Downtime is a serious issue in Pubnixes
I am maintaining some public facing services on Exozyme Pubnix or Shared Linux Server for less than a year ig.
I faced issues like outage and one of the services or containers goes down and I had to everytime fix them and restart them manually.
This blog documenting the strategies I applied to solve this program and get consistent uptime from these services.
I have deployed many services, checking them manually to see if they are up is tiddius task. Thanks to iacore and Anthony Wang who created https://status.exozy.me which monitors status of every services been deployed in the server.
Services I deployed
I have deployed:
Now cyberchef and Mysite is statically deployed that there is no daemon constantly running in background to keep them up. but rest are podman containers. Sometimes when global wide system outage occurs they went down. and this is where problem occurs as I may not be available in time to fix the issue and up them again.
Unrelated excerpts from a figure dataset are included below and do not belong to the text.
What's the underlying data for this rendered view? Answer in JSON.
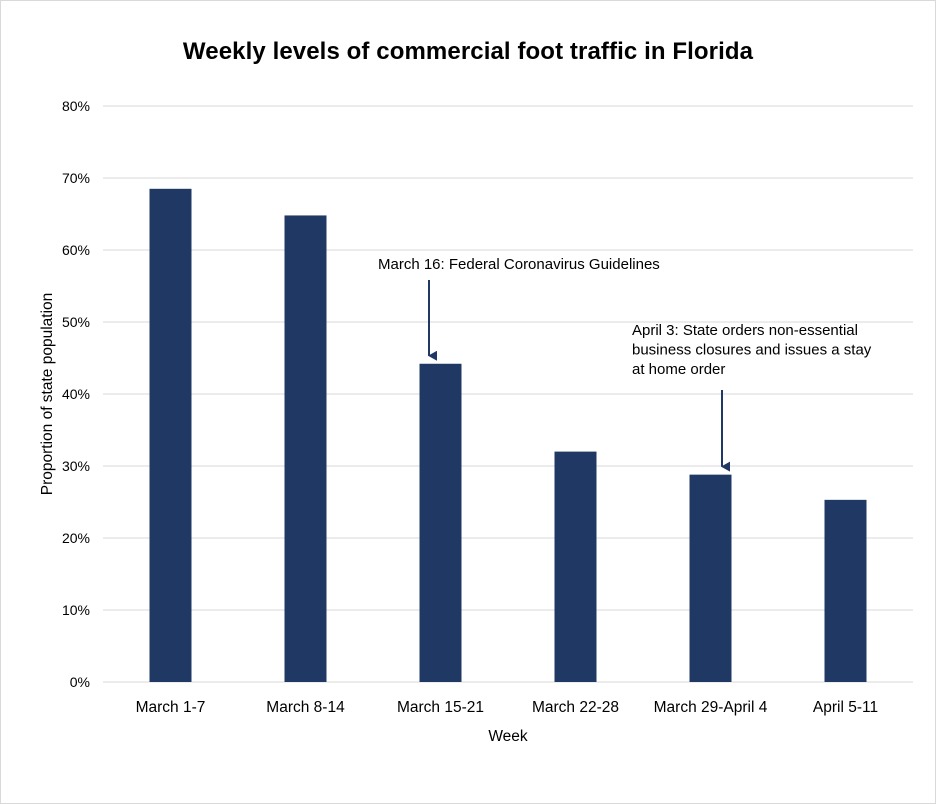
{
  "chart_data": {
    "type": "bar",
    "title": "Weekly levels of commercial foot traffic in Florida",
    "xlabel": "Week",
    "ylabel": "Proportion of state population",
    "categories": [
      "March 1-7",
      "March 8-14",
      "March 15-21",
      "March 22-28",
      "March 29-April 4",
      "April 5-11"
    ],
    "values": [
      68.5,
      64.8,
      44.2,
      32.0,
      28.8,
      25.3
    ],
    "ylim": [
      0,
      80
    ],
    "yticks": [
      "0%",
      "10%",
      "20%",
      "30%",
      "40%",
      "50%",
      "60%",
      "70%",
      "80%"
    ],
    "ytick_values": [
      0,
      10,
      20,
      30,
      40,
      50,
      60,
      70,
      80
    ],
    "grid": true,
    "bar_color": "#1f3864",
    "grid_color": "#d9d9d9",
    "annotations": [
      {
        "category_index": 2,
        "lines": [
          "March 16: Federal Coronavirus Guidelines"
        ]
      },
      {
        "category_index": 4,
        "lines": [
          "April 3: State orders non-essential",
          "business closures and issues a stay",
          "at home order"
        ]
      }
    ]
  }
}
Automation to fix service downtime
Thats why I created this script which will run hourly checkup on each services and restart them if they are found to be down.
#!/bin/sh
while true; do
/home/nvpie/.local/bin/healthcheck.sh yt-local
/home/nvpie/.local/bin/healthcheck.sh umami
/home/nvpie/.local/bin/healthcheck.sh spdf
systemctl --user restart calibre-web.service
echo "health check finish for all containers"
sleep 1h
done
This is a revive_pods.sh
script which is posix
script.
this deployed as systemd user service so it constantly run in bg.
It uses following healthcheck.sh
script to perform
healthcheck on each containers or services.
#!/bin/sh
for container in "$@"; do
status=$(podman inspect -f '{{.State.Status}}' $container)
if [ "$status" = "exited" ]; then
podman start $container && echo "Container $container started" || echo "failed to start container $container"
systemctl --user restart $container.service && echo "service restarted" || echo "failed to restart service"
else
echo "Container $container is $status"
fi
done
since services are exposed onto public port using unix-socket they
need to run with unlink-early
tag so if service goes down
the residual unix socket gets removed. so its ideal to run your service
like this:
socat UNIX-LISTEN:/srv/http/yt-local,mode=660,fork,unlink-early TCP:localhost:5052
Healthcheck.sh takes first argument as container or service name so
it the unix-socket name and container name should be same. It uses the
podman inspect
option to check the state of the service and
then start the container and its respected user service or it just
prints the running status of service if its still up.
I have been running this method since weeks till now and even we had multiple outtages I am glad to say I didnt saw the services down status for a while now.